A l’autre bout de l’espace se dresse Path- Subversive Conquest of Area de Lois Weinberger, un dessin de termites observé puis agrandi pour être reproduit in situ, à même le mur. Un protocole naturel qui nous rapproche un peu de ces insectes grégaires par le geste architectural répétitif, qui, à sa petite échelle, conquiert autant de territoires que toutes nos technologies assemblées.

vue de l'exposition © Martin Argyroglo
vue de l’exposition © Martin Argyroglo

A l’étage s’étale une suite plus sage d’œuvres de la collection, du détournement d’icônes populaires du duo féminin Hippolyte Hentgen à la narration des plantes esseulées de Laure Prouvost. On trouve matière à réflexion dans le rébus visuel Hatchet Job de Julia Wachtel qui confronte images de show télévisé et objets cultuels archaïques à l’époque où la surproduction d’images commence à peser. A ses côtés, Lilli Thiessen utilise la gestuelle qui accompagne nos avancées technologiques et l’invasion des écrans pour composer avec des images issues de la communication des toiles aussi énigmatiques que référencées à l’histoire de l’art.

Corentin Canesson © Martin Argyroglo
Corentin Canesson © Martin Argyroglo

Corentin Canesson, artiste multiple, emprisonne dans 1m2 de toile des oiseaux voués à se contorsionner comme il a dû le faire dans son appartement parisien à l’époque de la production de cette série protocolaire nécessitant pour se construire qu’une peinture soit vendue pour commencer la suivante. Plus loin, Robochronochoreo, une série commencée en 2016 par le duo américain Dubbin & Davidson, nous fait apercevoir les traces d’un futur-présent fantomatique à la Black Mirror, en exposant les housses de protection de bras-machines dans une usine de robots.

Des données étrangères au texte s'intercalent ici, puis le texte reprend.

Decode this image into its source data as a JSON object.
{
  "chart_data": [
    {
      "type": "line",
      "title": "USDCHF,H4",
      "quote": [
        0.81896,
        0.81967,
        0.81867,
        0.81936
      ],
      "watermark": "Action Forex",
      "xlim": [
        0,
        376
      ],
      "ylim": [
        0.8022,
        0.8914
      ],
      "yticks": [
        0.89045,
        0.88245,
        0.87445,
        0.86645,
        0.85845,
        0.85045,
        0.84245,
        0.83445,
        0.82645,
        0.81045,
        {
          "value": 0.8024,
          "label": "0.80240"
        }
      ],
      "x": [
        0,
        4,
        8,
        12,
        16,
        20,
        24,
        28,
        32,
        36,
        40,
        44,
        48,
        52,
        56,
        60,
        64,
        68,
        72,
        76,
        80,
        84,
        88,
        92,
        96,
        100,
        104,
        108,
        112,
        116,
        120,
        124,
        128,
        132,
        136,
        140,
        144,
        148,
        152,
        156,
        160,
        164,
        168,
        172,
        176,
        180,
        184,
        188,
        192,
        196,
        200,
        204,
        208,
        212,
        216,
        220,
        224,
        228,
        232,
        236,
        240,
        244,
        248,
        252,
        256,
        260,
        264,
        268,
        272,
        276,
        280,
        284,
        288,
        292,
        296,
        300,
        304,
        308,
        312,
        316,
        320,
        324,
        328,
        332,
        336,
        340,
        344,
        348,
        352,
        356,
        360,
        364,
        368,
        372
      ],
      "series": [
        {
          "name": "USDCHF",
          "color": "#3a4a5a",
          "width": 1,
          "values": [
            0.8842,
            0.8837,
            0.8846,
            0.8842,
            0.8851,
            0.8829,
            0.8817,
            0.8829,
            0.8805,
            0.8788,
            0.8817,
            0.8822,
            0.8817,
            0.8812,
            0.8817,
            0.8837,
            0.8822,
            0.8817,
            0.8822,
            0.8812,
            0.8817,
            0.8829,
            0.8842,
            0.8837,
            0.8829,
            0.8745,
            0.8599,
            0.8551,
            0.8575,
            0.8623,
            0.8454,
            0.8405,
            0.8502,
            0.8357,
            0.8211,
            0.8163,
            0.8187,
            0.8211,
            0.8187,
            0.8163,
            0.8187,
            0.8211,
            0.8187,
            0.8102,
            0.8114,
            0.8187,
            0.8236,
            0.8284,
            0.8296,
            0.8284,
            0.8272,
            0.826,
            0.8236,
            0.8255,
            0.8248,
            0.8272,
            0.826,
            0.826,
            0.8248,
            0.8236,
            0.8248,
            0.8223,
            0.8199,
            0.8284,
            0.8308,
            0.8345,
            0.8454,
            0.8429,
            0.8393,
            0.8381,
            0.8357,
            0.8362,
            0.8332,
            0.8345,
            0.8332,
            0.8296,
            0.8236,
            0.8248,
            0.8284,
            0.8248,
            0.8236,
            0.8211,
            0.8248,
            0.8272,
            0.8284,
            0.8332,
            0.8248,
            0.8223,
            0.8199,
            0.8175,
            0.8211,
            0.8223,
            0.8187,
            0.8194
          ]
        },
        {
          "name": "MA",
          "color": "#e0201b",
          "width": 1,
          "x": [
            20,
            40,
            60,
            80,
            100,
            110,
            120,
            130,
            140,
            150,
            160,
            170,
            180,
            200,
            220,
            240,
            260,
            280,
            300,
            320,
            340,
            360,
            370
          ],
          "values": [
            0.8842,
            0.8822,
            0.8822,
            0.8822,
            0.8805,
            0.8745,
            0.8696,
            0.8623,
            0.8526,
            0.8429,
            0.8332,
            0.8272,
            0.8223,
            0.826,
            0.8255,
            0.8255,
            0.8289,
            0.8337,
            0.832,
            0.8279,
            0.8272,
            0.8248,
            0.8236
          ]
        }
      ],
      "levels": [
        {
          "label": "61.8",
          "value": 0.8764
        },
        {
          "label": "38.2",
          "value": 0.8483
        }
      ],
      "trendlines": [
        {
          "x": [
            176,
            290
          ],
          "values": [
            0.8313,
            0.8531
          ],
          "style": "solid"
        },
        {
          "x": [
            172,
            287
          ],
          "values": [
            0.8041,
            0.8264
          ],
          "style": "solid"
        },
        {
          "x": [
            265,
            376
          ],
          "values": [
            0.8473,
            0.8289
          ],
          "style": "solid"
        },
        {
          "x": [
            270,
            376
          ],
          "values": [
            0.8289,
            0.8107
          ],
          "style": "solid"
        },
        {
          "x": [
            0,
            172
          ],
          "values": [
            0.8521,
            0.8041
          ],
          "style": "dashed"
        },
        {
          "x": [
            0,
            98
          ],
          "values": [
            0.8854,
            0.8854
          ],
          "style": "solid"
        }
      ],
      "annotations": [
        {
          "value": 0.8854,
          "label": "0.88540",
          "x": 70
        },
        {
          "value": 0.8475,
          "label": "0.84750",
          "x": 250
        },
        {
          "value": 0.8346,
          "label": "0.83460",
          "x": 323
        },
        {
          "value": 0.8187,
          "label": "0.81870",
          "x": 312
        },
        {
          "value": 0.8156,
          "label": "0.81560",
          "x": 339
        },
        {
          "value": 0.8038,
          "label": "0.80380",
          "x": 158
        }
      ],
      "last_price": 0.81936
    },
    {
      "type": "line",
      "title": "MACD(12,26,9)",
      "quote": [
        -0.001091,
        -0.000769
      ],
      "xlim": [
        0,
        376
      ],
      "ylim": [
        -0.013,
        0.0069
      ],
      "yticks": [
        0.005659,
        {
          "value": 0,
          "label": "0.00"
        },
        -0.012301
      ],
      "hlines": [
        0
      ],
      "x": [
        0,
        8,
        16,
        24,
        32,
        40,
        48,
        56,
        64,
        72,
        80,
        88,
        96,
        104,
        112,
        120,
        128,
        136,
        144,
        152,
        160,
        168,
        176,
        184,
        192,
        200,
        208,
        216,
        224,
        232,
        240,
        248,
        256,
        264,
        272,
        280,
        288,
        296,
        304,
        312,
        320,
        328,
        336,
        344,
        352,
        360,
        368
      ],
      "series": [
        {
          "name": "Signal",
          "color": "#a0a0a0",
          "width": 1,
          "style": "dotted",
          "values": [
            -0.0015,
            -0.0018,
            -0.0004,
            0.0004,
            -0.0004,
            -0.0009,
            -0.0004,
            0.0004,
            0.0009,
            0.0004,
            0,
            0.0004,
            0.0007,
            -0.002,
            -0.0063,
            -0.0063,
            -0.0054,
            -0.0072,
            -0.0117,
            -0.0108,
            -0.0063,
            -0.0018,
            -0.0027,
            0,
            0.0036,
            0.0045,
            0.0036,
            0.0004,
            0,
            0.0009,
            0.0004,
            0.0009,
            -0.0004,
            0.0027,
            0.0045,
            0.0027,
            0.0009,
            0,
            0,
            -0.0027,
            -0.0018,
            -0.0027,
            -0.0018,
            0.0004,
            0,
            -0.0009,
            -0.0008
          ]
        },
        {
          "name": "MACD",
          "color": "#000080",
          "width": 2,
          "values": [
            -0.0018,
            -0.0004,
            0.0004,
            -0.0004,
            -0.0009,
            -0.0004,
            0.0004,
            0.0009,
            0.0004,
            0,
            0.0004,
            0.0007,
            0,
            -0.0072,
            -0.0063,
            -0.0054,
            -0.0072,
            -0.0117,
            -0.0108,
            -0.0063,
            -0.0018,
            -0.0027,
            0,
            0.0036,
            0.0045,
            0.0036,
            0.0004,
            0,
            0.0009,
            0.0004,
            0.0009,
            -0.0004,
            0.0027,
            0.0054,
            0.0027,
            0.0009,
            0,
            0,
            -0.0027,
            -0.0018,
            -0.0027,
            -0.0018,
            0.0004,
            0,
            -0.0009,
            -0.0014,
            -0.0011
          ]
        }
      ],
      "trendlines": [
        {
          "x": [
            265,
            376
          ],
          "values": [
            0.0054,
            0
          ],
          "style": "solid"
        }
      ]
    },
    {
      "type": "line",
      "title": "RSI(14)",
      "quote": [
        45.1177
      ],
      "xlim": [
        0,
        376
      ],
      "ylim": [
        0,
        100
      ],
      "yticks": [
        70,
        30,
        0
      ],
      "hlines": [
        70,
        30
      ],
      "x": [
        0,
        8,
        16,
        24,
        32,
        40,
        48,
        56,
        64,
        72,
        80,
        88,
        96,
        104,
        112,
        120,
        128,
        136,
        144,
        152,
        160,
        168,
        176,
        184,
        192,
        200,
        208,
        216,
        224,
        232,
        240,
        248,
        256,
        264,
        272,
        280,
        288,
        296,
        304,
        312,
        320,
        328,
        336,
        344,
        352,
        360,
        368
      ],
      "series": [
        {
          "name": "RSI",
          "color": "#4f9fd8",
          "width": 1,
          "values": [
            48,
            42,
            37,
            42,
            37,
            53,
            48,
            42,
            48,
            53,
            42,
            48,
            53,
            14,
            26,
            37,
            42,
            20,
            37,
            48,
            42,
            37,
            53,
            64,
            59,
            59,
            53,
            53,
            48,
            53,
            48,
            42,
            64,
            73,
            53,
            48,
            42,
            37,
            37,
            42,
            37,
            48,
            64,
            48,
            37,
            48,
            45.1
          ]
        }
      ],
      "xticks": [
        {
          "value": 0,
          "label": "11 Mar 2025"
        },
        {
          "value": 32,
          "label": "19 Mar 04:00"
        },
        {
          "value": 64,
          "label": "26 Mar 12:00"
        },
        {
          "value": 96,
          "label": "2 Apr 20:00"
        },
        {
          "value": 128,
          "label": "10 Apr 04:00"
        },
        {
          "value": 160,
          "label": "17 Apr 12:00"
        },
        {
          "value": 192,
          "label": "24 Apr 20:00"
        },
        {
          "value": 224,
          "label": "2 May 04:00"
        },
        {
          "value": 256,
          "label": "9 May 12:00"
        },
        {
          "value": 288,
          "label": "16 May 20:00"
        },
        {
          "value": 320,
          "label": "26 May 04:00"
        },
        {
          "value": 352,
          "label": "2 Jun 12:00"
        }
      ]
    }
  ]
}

Enfin, Jennifer Douzenel clôture l’exposition par une vidéo, véritable peinture en mouvement, résultante d’un concours de circonstances ayant mené l’artiste au bon endroit, au bon moment. Dans le reflet d’une patinoire tout juste fermée au public se découpe à l’envers le sommet du Mont Fuji. Les mouvements d’une surfaceuse se superposent, lents et gracieux, à la silhouette lointaine de l’icône picturale qui surplombe, à l’envers cette fois, l’entièreté du paysage. Se crée alors un “micro-récit” du quotidien, qui fait, dans le sillage de l’exposition, un pied de nez aux classiques de la peinture traditionnelle. Si l’été s’avère pourri à Reims, on saura donc où se réfugier.

Été Pourri, peinture Fraîche, jusqu’au 15 septembre 2019 au Frac Champagne – Ardenne. Avec Franz Ackermann, Corentin Canesson, Melissa Dubbin & Aaron S. Davidson, Jennifer Douzenel, Mar García Albert, Hippolyte Hentgen, Robert Malaval, Nicolas Momein, François Petit, Laure Prouvost, Clément Rodzielski, Lilli Thiessen, Julia Wachtel, Lois Weinberger.